Oxycodone is an opioid drug which is more potent than morphine, and demonstrates fewer adverse effects in patients. Consequentially, it is a leading pain management drug for the treatment of moderate to severe pain. It is currently administered in tablet or intravenous form.
Global opioid revenue for 2010 has been forecast to be in excess of USD 10.5 billion. The superior properties of oxycodone in pain relief resulted in an almost 900% increase in patient use in the decade to 2007. Oxycodone-based drugs generate revenues in excess of $4-5 billion per annum, with Oxycontin alone posting sales of approximately $3.88 billion in 2010.

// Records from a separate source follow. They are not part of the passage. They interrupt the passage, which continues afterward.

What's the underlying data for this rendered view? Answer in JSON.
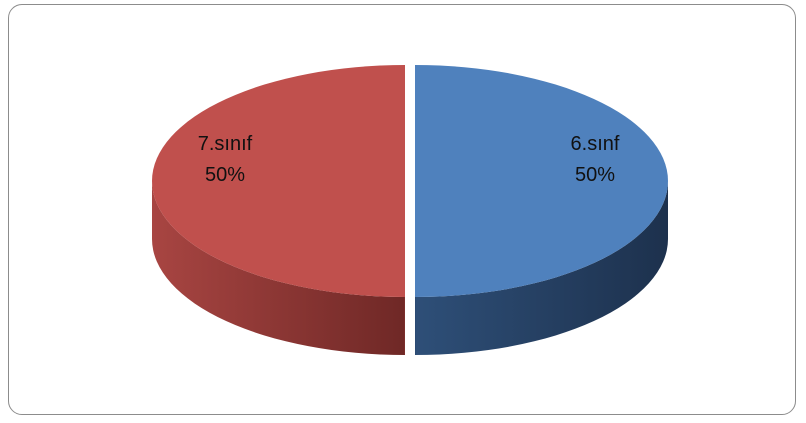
{
  "chart_data": {
    "type": "pie",
    "title": "",
    "slices": [
      {
        "label": "6.sınf",
        "value": 50,
        "percent_label": "50%",
        "color": "#4f81bd",
        "side_color": "#2b4a73"
      },
      {
        "label": "7.sınıf",
        "value": 50,
        "percent_label": "50%",
        "color": "#c0504d",
        "side_color": "#7a2d2b"
      }
    ],
    "style": "3d-exploded",
    "legend": "none"
  }
}
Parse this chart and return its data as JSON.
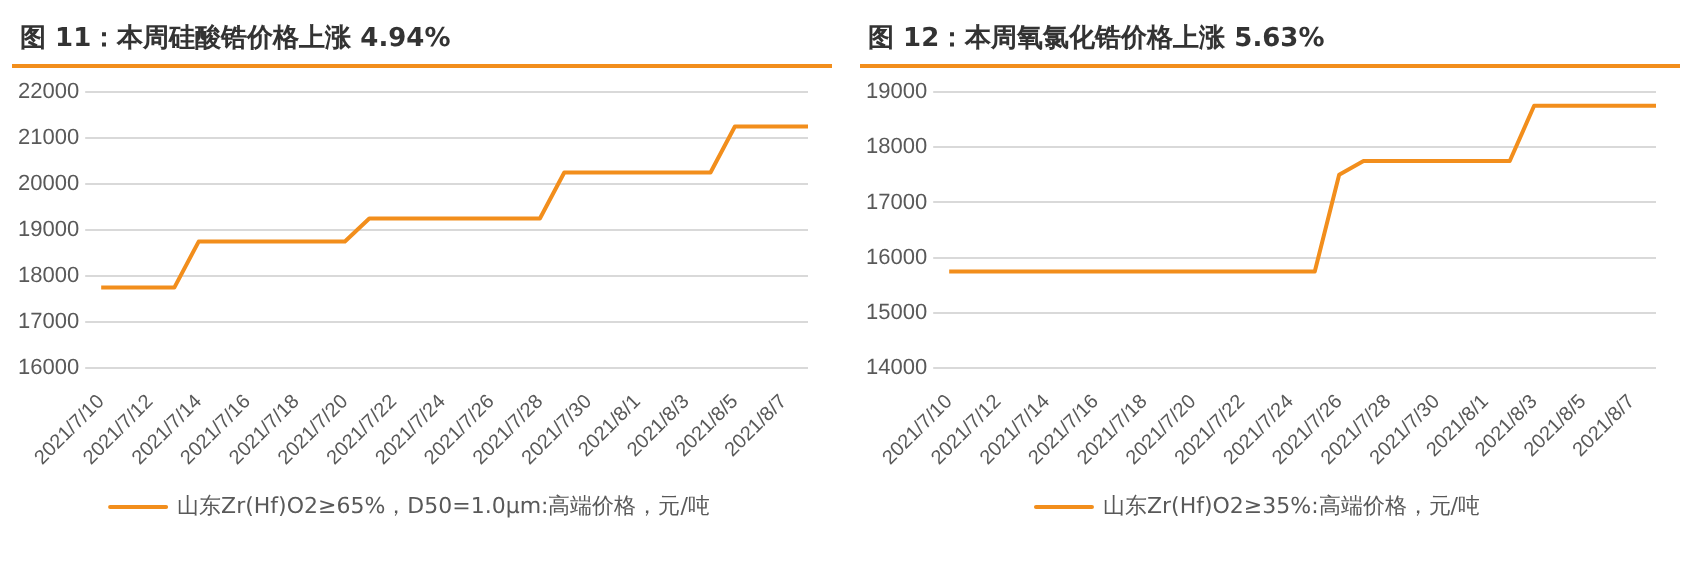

Phosphagenics is working towards becoming the first to provide chronic pain sufferers with a patch that will provide sustained-release of oxycodone into the bloodstream. Clinical trials to date have demonstrated that Phosphagenics’ novel technology can effectively deliver opiates through the skin without causing irritation. A transdermal product is desirable to reduce or eliminate GI tract side effects, and achieve a sustained therapeutic profile. A further advantage of a matrix patch is the opportunity to produce an abuse resistant product.
The TPM/oxycodone patch has been designed using a polymer matrix that makes drug extraction inherently difficult. Anti-abuse properties are critical in order to gain acceptance from registration authorities and regulatory bodies such as the FDA.
Phosphagenics conducted three clinical studies between 2009-2010 on its TPM/oxycodone formulation, both with successful results. The first study, an open-label, human Repeat Insult Patch Test (RIPT) evaluated the skin response of fifty healthy participants with both an induction phase and a challenge phase. The study concluded that no significant erythema or sensitisation were observed.
The second study, a Repeat Dose Application study, was an open label, single centre pharmacokinetic study in 20 healthy volunteers conducted at the Royal Adelaide Hospital. Its primary objective was to compare the delivery profiles of two transdermal patch candidates containing TPM®, a matrix and a reservoir system, following daily application over a ten-day period. The study reported positive results using the company’s proprietary TPM® (Targeted Penetration Matrix) technology for the transdermal delivery of oxycodone and revealed that daily application of the TPM/oxycodone patch delivered therapeutic bloodstream levels of oxycodone in a reproducible, consistent and sustained manner, again with no irritation observed.
A third study, completed in October 2010, was led by Professor Guy Ludbrook at the Royal Adelaide Hospital. This milestone study was designed to compare various dosage regimes of the TPM/oxycodone patch. Importantly, the study demonstrated that the extended dosing period of 14 days enabled steady state delivery of oxycodone into the bloodstream to be achieved.
In November 2010 Phosphagenics announced signing a collaborative consultancy agreement with 3M for the optimisation and development of a commercial scale up manufacturing process.
3M’s expertise in drug delivery technologies had assisted Phosphagenics to improve the delivery profile of the original patch prototype.
However, crystallisation issues with the patch meant that in order to finish Phosphagenics engaged the services of Labtec GmbH, a Germany company, which had expertise in the area of opioid patch technology. The new patch was completed in early 2013 and in May 2013 a single dose study was commenced. The trial results announced in July indicated that the oxycodone patch would be suitable for peripheral and neuropathic pain.
A Phase 2 trial is the next phase contemplated in order to establish proof of concept and efficacy. Whilst there is some anecdotal evidence that opioids can give pain relief via topical application, there dos not appear to be any companies that have taken a topical opioid to the clinic.